Halaman 2

1 0 0
                                    

Aku menggusur tasku menimbulkan suara mengganggu dari gesekan lantai juga kain berbebankan beberapa buku yang tebal.

Saat membuka pintu kamar, alangkah terkejutnya aku saat melihat Naura yang sudah enak tidur di atas ranjang.

"Aku pengen sendiri, pulang sana!" Usirku.

Naura menatapku biasa-biasa saja, seperti tidak ada hal yang aneh pada diriku. Atau memang keanehanku bukan lah hal yang aneh?

Entahlah.

"Ngga bisa, besok pelajaran matematika, ajarin aku dulu baru aku pulang."

Rupanya Naura sedang mengemut permen mint merah rasa ceri.

"Bagi," pintaku sambil menjulurkan telapak tangan.

"Nih," Naura memperlihatkan permen yang menempel di dinding lidah yang sedang ia julurkan.

Aku mengernyit jijik.

Naura tertawa sinis, bangkit dari tidurnya lalu duduk berselonjor kaki sambil menyilangkan kedua tangan di depan dada.

"Ditolak Jihan?"

"Kamu cinayang?"

Naura mengerlingkan bola matanya, "kelihatan banget lah!
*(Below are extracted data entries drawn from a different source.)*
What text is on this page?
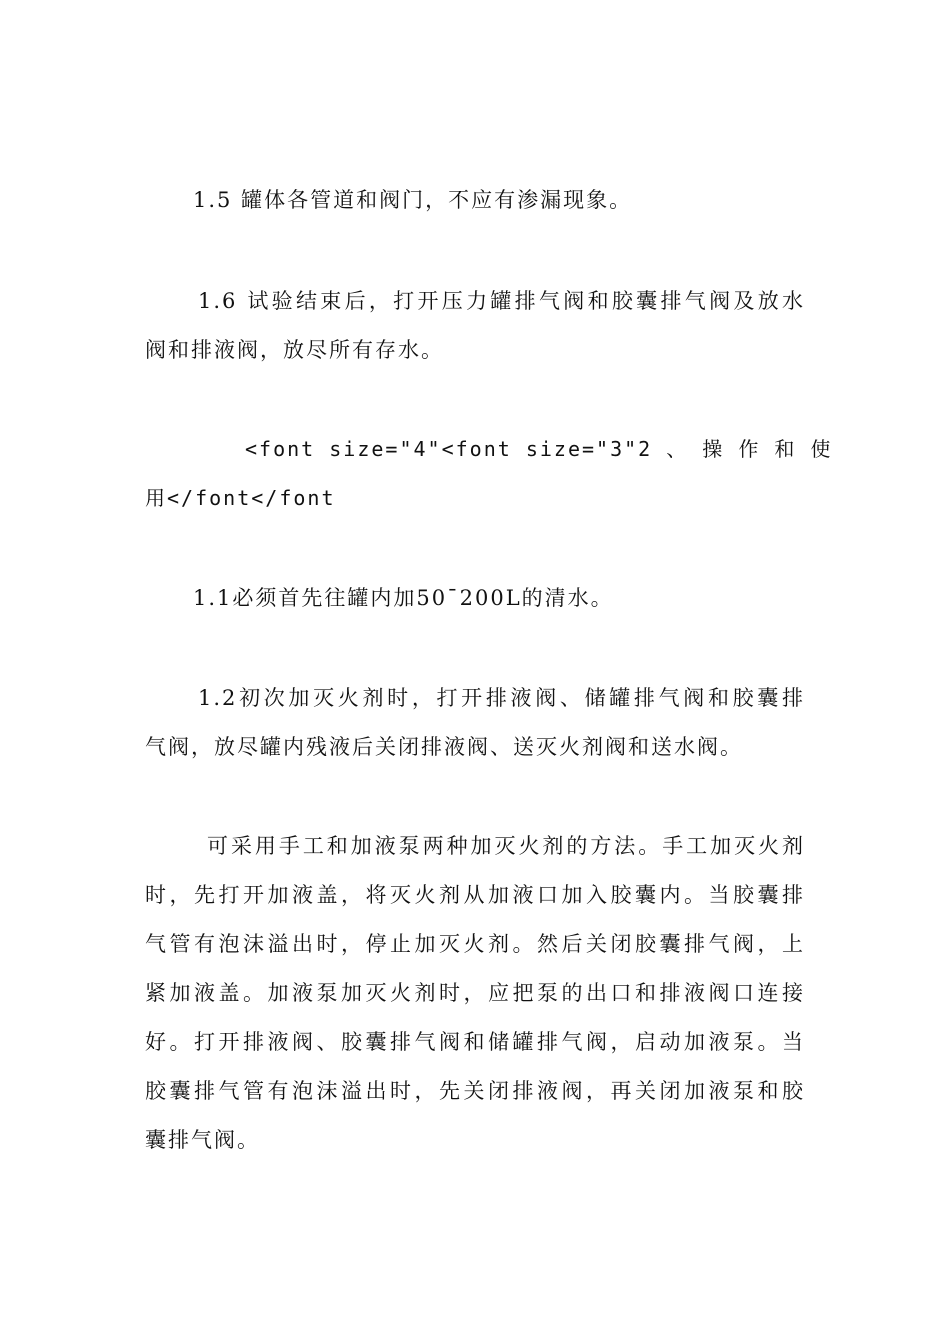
1.5 罐体各管道和阀门，不应有渗漏现象。

1.6 试验结束后，打开压力罐排气阀和胶囊排气阀及放水
阀和排液阀，放尽所有存水。

<font size="4"<font size="3"2 、 操 作 和 使
用</font</font

1.1必须首先往罐内加50¯200L的清水。

1.2初次加灭火剂时，打开排液阀、储罐排气阀和胶囊排
气阀，放尽罐内残液后关闭排液阀、送灭火剂阀和送水阀。

可采用手工和加液泵两种加灭火剂的方法。手工加灭火剂
时，先打开加液盖，将灭火剂从加液口加入胶囊内。当胶囊排
气管有泡沫溢出时，停止加灭火剂。然后关闭胶囊排气阀，上
紧加液盖。加液泵加灭火剂时，应把泵的出口和排液阀口连接
好。打开排液阀、胶囊排气阀和储罐排气阀，启动加液泵。当
胶囊排气管有泡沫溢出时，先关闭排液阀，再关闭加液泵和胶
囊排气阀。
Kamu kaya mayat hidup gini!"

Aku menyimpan tas ku ke sudut ruangan, lalu ikut duduk di atas ranjang.

"Jalan masih panjang, tenang aja kali. Kayak yang udah ditinggal nikah aja," rutuk Naura.

"Kamu ngga pernah ngerasain suka sama orang kaya gimana, kamu ngga pernah rasanya ditolak kaya gimana, maka dari itu cukup diem aja!"

Aku terbawa suasana galau, hatiku masih terasa sangat sakit, marah juga kesal masih membara. Sebenernya aku ngga mau diganggu. Tapi karena Naura sengaja mengganggu ku, itu salah dia, kenapa malah diam di sini? Terpaksa menjadi sasaran empuk kemarahanku.

"Marah aja sini, keluarin semua unek unek kamu ke aku! Mau kamu banting-banting aku, cekik aku sekalipun juga ngga pa-pa."

"Kenapa? Maksud kamu apa?" tanyaku.

"Karena aku tahu kamu ngga punya siapa-siapa lagi selain aku."

Aku termenung untuk waktu yang lama setelah mendengar pernyataan itu.

Aku lelaki supel, temanku banyak tidak terhitung. Tetapi sahabat ku hanya Jihan dan Naura. Ketika Jihan tidak ada, hanya satu yang tersisa, yaitu Naura.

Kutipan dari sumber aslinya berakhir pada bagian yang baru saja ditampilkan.